The candidates included members of the two official parties as well as independents. While the discussion broached sensitive and otherwise contentious topics such as sex crimes and school performance, no candidate uttered a word about the metaphorical elephant in the room – that is, West Bay legislator and former Premier McKeeva Bush being charged earlier in the day on 11 counts, including corruption-related offences and theft. 



One person asked United Democratic Party candidate Jonathan Piercy of George Town what makes him different from Mr. Bush and the past four years of governance under the party. 

Mr. Piercy said, “Honesty, integrity and how you treat people really has nothing to do with affiliation. It comes from within. At the end of the day, I’ve always said the United Democratic Party doesn’t define me. I am here trying to define and make a difference in the United Democratic Party.” 

Posed with the same question, George Town candidate Stefan Baraud said he is truly independent and is not even affiliated with the political group Coalition for Cayman. He said he walked away from the UDP more than two-and-a-half years ago when he left the Port Authority of the Cayman Islands board after severely disagreeing with the government. 


Taboo subject  

On the topic of crime in the community, People’s Progressive Movement candidate Kenneth Bryan of George Town said, “Unfortunately our society see a drug conviction worse off than a sexual conviction. That has to change.” 

He said he supports bringing new sex offender legislation, including registration of known offenders. “We have to identify those sex offenders out there. They have to be put out for the public to see,” he said. 

Mr. Bryan also supported allowing women to carry pepper spray and instituting longer sentences for sex crimes. He also supported better funding to educate the community about sexual assaults that occur in homes. 

“Incest is a big problem in our country, and no one wants to talk about it,” he said. 



There was a general consensus that education and positive extracurricular activities are key to reducing and preventing crime. 

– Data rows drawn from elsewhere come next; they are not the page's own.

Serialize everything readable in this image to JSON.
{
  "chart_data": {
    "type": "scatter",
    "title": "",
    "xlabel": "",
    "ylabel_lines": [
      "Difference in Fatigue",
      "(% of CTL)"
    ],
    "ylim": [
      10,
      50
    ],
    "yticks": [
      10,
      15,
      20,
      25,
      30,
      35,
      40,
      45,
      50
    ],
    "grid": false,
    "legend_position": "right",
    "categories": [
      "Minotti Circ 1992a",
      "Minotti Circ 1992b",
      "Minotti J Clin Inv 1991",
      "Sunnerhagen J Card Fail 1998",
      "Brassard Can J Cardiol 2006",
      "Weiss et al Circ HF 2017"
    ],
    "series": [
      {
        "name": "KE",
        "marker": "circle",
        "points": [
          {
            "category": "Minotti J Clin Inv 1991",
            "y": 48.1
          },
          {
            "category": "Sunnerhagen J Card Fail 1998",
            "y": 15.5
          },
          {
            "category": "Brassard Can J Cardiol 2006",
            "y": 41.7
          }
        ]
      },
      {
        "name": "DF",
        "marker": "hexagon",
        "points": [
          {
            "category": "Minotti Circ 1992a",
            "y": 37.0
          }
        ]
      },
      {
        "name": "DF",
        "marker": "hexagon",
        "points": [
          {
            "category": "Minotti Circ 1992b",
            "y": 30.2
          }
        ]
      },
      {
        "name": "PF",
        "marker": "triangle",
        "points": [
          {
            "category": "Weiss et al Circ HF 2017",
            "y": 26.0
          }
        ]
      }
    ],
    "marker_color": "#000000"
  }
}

George Town independent candidate Winston Connolly said the government’s recently unveiled strategic plan for education is a good start, but that education planning should be taken out of politicians’ hands by seeking international accreditation for Cayman public schools. The international body would send people in every three years to assess the needs of Cayman’s education system. “We would set policies based on what they say, not based on what a politician can come in and erase from the last party’s term,” he said. 

West Bay independent candidate Tara Rivers, who like Mr. Connolly is affiliated with the Coalition for Cayman, said, “Education is a victim of political circumstance.” 



Cabinet Minister Mark Scotland, who is running as an independent candidate for Bodden Town, said the Cayman Islands needs to focus on educating and training Caymanians to replace work permit holders. 

“We need to train them, give them stronger opportunities for lifelong jobs, not just temporary jobs they can fill on a short-term basis,” said Mr. Scotland, who has three children attending public schools here. 

Mr. Bryan said the PPM intends to build a new trade and vocational school if the party gains control of the government. 

Mr. Scotland said rather than spending money on a brand-new building, the current plan is to convert the old Clifton Hunter High School into a vocational and technical training facility. 

Mr. Bryan countered that the PPM’s original plan was to build two new high schools and convert the George Hicks campus into a trade school, but the next government wasn’t able to get both high schools built. 

Mr. Scotland said the government made the decision to complete one of the two high schools because it was desperately needed, despite mounting costs. 



Ms Rivers and Mr. Connolly each said government does not have a revenue problem, it has a spending problem. 

However, Mr. Scotland said government has both a revenue and an expenditure problem. 

“At present, in the current economic climate it is very difficult to cut Caymanian bodies from the civil service to go find jobs that do not exist in the private sector,” he said. 

Ms Rivers disagreed, saying there is plenty of waste and inefficiency in the government budget that can be cut without having Caymanians lose their jobs. 

Mr. Piercy said he supports “right-sizing” the civil service by enhancing areas of government that bring in revenue and retraining civil servants to fill other roles, for example. 

Mr. Baraud said he supports reviewing the salaries of all ministers. He also said that a way to improve government finances is to privatise certain money-losing entities. 

“Government should not be in the business – it should not be in business, period. It’s there to provide a service. It should not be in the business of the Turtle Farm, for example,” Mr. Baraud said.